Higher education institutions have a vital leadership role to play if the U.S. hopes to stay competitive throughout the 21st century, Robert Bruininks, president emeritus of the University of Minnesota, said Nov. 2 at the 23rd annual McBee Lecture.
“If we’re going to stay competitive as a nation, we need to have a serious discussion and a serious plan to develop our human capital and establish a culture of innovation,” he said. “By human capital I’m talking about the education instilled in our citizens throughout their lifespan, not just in college and university. This human capital and innovation agenda that I believe our nation needs to revisit should involve very strong and central leadership of higher education. It should be broad based and focused on essential public purposes.”
In his speech, “Public Good: The Road to Renewal for American Higher Education,” Bruininks outlined several “new realities” that colleges and universities need to focus on to kickstart American innovation and creativity, leading to a more competitive workforce.
If American higher education can effectively respond to a more globalized world, it can regain its place as the engine of the world’s workforce, he said.

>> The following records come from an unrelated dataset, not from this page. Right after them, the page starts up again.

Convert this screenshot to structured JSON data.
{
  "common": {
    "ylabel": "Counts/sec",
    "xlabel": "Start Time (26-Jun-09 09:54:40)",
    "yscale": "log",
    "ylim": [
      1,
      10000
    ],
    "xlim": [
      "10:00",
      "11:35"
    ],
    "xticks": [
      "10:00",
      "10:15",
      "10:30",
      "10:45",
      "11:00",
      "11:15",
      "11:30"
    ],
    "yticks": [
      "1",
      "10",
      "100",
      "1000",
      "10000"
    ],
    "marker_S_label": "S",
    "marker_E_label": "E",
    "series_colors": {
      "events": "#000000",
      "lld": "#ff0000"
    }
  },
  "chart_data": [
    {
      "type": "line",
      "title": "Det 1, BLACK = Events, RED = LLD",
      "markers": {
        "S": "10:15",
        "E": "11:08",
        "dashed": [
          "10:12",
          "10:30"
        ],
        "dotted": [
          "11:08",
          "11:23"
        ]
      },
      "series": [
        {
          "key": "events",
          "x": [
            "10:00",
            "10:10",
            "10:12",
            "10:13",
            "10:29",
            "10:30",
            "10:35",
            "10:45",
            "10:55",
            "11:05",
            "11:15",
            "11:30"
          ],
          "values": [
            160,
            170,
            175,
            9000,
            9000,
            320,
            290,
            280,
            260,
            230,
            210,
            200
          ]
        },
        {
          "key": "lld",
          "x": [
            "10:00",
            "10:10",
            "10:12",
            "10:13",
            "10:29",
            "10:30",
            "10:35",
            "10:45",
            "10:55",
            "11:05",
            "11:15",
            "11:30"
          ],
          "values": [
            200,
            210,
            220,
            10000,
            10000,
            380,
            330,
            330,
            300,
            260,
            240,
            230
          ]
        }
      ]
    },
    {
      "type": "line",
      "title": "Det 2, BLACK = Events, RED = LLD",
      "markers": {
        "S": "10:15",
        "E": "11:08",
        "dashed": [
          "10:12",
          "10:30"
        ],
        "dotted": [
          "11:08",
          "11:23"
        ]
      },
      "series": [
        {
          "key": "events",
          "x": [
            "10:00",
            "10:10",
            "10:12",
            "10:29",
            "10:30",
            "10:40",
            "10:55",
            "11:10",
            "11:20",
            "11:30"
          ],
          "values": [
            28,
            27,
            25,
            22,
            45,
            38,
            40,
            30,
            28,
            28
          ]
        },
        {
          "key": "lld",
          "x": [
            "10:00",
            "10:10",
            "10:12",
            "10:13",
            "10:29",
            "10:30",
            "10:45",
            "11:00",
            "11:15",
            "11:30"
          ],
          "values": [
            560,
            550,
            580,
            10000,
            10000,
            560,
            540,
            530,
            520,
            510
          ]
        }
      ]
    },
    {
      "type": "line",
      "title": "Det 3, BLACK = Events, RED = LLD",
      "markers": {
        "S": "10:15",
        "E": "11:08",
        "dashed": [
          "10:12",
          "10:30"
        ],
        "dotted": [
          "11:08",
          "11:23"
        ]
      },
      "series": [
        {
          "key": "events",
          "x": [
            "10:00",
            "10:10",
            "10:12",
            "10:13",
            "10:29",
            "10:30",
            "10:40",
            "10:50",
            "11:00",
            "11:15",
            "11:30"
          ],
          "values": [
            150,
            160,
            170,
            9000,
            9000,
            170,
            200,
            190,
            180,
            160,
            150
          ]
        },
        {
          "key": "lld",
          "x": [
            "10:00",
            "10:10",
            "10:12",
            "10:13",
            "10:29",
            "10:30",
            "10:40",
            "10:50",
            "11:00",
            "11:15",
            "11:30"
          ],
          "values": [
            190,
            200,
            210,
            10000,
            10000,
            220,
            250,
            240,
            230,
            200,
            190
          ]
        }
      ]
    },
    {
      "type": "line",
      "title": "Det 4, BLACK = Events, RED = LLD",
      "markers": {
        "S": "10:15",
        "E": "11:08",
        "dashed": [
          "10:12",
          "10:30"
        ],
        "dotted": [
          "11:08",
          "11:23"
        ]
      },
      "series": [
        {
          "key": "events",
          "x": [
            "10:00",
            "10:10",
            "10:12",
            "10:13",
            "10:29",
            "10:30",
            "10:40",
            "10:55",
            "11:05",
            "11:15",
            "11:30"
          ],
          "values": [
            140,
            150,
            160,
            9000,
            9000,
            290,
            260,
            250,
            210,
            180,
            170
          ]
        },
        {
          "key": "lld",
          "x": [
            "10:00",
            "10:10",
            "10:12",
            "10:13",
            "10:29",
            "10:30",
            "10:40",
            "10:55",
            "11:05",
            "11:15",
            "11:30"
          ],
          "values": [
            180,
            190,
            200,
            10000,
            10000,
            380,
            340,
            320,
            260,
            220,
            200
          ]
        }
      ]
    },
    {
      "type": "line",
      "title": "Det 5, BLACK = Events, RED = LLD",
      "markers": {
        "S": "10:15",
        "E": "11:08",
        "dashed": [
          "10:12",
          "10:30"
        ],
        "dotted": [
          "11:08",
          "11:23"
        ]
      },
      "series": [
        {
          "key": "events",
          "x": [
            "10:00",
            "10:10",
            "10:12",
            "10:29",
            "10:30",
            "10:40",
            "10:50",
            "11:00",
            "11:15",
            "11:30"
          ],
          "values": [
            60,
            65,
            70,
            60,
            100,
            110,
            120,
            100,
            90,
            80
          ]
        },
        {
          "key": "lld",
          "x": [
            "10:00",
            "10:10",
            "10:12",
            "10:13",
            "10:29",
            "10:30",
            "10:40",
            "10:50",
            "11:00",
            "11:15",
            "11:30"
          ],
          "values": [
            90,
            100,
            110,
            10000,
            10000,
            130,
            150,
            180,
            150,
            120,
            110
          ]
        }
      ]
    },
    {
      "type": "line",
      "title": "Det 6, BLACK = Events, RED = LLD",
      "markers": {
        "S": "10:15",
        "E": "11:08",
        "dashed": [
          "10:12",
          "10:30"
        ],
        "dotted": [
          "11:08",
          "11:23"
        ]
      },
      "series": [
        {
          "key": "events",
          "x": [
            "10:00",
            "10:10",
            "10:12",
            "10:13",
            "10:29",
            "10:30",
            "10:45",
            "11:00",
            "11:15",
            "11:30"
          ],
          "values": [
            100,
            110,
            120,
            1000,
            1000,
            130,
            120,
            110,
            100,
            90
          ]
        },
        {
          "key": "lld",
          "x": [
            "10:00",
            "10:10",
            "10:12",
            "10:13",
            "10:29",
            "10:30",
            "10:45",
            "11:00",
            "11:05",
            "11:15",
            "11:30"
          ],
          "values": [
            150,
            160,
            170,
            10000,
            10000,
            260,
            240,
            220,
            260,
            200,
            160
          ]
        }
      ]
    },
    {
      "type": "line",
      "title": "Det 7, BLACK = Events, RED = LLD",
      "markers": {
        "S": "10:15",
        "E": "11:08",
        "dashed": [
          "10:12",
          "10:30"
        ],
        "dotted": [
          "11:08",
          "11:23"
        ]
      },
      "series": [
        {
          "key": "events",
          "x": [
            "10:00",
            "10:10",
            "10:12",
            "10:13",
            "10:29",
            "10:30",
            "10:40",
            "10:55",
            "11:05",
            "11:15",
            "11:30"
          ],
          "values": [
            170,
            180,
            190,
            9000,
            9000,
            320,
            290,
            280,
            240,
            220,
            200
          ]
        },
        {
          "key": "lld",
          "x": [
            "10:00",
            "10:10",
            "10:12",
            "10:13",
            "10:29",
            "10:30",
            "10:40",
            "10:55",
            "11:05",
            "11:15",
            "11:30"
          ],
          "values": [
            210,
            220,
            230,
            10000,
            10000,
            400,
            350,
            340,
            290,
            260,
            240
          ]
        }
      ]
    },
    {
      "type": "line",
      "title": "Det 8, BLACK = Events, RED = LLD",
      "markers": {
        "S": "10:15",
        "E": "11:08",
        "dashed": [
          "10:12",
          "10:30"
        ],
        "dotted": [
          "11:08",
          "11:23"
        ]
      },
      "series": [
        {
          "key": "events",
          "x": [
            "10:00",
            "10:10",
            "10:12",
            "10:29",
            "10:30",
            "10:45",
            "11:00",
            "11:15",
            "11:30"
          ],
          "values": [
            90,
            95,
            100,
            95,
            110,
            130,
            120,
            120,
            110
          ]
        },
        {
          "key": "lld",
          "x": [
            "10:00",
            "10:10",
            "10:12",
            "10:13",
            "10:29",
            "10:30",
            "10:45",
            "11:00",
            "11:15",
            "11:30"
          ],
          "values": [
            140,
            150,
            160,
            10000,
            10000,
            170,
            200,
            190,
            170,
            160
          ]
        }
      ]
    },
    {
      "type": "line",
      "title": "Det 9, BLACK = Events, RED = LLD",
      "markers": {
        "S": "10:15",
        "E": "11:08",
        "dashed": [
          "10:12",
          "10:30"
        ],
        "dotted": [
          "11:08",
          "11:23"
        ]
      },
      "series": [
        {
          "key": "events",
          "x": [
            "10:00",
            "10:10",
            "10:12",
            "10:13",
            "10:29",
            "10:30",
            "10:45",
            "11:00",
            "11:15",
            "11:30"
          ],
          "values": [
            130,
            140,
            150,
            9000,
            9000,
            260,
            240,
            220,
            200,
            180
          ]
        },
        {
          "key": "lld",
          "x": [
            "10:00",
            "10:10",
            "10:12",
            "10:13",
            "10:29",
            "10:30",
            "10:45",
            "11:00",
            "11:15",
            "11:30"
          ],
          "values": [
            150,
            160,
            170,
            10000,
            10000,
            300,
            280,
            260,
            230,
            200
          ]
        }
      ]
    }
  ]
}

“I find it inspiring to think about the history of public higher education in the United States and to realize that the University of Georgia and the University of Minnesota were actually chartered before statehood,” Bruininks said. “We were chartered by people who came to our states with the understanding that education was the absolute bedrock of a civil society and that new knowledge is an indispensable way of solving problems, encouraging growth and innovation and improving our economic prospects and quality of life.”
Higher education has been the focus of Bruininks’ career for more than 40 years. After stepping down as president of the University of Minnesota earlier this year, he is now a professor in that university’s Center for Integrative Leadership in the Hubert H. Humphrey School of Public Affairs.